Likewise, a suspicion for cancer would trigger the physician to order a nuclear medicine bone scan and other imaging techniques coupled with additional blood tests. Finally, a history of drug use should be taken as this can interfere with the patient’s bone metabolism. For one thing, prednisone taken for asthma or a rheumatic disease can have the side effect of osteoporosis. Overall, for example, alcohol and smoking are also powerful negative factors as was mentioned above.
Here is a summary in tabular form of the tests that are done (Ref. 1 and 2) to investigate for osteoporosis.
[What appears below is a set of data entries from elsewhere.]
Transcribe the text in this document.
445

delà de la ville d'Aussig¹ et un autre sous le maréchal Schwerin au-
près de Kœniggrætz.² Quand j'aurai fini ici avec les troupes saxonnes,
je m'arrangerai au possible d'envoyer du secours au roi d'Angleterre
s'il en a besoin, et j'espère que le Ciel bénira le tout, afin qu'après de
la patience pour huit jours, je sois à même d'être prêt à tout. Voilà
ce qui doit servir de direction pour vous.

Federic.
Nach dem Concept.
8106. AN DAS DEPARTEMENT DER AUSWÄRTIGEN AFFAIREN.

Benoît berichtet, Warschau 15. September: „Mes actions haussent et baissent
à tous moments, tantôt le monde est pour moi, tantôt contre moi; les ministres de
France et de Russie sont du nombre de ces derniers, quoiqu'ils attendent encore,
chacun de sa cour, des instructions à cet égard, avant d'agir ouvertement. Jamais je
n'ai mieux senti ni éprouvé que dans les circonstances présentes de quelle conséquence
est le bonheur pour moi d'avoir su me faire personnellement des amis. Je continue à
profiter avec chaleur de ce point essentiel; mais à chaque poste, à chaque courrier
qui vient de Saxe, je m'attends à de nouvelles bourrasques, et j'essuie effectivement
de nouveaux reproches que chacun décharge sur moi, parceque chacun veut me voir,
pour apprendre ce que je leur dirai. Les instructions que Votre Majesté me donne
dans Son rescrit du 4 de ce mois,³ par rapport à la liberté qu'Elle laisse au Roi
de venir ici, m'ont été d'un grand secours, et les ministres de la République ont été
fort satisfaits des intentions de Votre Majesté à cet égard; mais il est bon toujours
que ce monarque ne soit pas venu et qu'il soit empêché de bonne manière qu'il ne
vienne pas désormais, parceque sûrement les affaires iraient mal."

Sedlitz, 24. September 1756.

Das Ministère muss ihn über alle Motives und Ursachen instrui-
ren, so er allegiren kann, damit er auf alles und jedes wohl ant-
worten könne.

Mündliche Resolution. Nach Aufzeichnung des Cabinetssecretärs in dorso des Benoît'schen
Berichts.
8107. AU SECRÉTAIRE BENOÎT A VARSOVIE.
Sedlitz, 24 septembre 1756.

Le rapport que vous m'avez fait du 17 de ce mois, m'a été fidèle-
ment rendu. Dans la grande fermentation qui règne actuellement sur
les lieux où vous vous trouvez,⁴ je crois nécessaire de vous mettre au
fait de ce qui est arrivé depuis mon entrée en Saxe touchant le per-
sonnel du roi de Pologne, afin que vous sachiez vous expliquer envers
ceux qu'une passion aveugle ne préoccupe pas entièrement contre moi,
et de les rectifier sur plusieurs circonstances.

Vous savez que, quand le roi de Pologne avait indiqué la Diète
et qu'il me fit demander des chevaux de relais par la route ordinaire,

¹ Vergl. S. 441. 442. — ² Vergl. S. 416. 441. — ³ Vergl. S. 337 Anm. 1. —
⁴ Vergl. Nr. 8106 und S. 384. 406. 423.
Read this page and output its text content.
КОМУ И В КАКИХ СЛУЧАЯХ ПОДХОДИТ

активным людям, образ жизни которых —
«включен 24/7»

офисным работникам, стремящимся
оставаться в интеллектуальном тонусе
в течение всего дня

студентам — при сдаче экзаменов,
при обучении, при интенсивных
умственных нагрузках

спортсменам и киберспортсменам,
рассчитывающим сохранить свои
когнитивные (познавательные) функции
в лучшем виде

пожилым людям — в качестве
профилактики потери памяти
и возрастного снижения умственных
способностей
Diagnostic tests for osteoporosis
X-rays : requires 30% bone loss to show as osteopenia; good for compression fractures of vertebral bones or fractures of trabecular bone
DEXA (dual-emission X-ray absorptiometry) : the gold standard to measure bone density
serum calcium : rule out hyperparathyroidism (if elevated measure parathyroid hormone)
serum protein electrophoresis : rule out multiple myeloma (if positive, check urine for Bence-Jones protein)
T4, TSH : rule out hyper- or hypothyroidism
serum cortisol : rule out Cushing syndrome
serum testosterone : rule out malfunctioning of testicles
FSH, LH : in women, rule out premature menopause
indicators of bone turnover (not routinely used) : special tests like technetium-99m methylene diphosphonate etc. can be utilized
bone marrow biopsy : distinguishes between osteomalacia (vitamin D deficiency) and osteoporosis, but is an invasive test
1. ABC of rheumatology, second edition, edited by Michael L. Snaith M.D., BMJ Books, 1999.
2. The Merck Manual, 7th edition, by M. H. Beers et al., Whitehouse Station, N.J., 1999. Chapter 57.
3. B. Sears: “The age-free zone”.Regan Books, Harper Collins, 2000.
4. B. Sears: “Zone perfect meals in minutes”. Regan Books, Harper Collins, 1997.
5. Goldman: Cecil Textbook of Medicine, 21st ed.(©2000)W.B.Saunders
6. Ferri: Ferri’s Clinical Advisor: Instant Diagnosis and Treatment, 2004 ed., Copyright © 2004 Mosby, Inc.
7. Rakel: Conn’s Current Therapy 2004, 56th ed., Copyright © 2004 Elsevier
8. Dr. John R. Lee: Natural Progesterone- The remarkable roles of a remarkable hormone”, Jon Carpenter Publishing, 2nd edition, 1999, Bristol, England.
9. Michael T. Murray, N.D.: “What the drug companies won’t tell you and your doctor doesn’t know” – The alternative treatments that may change your life – and the prescriptions that could harm you. Atria Books (subsidiary of Simon & Schuster Inc.), 2009.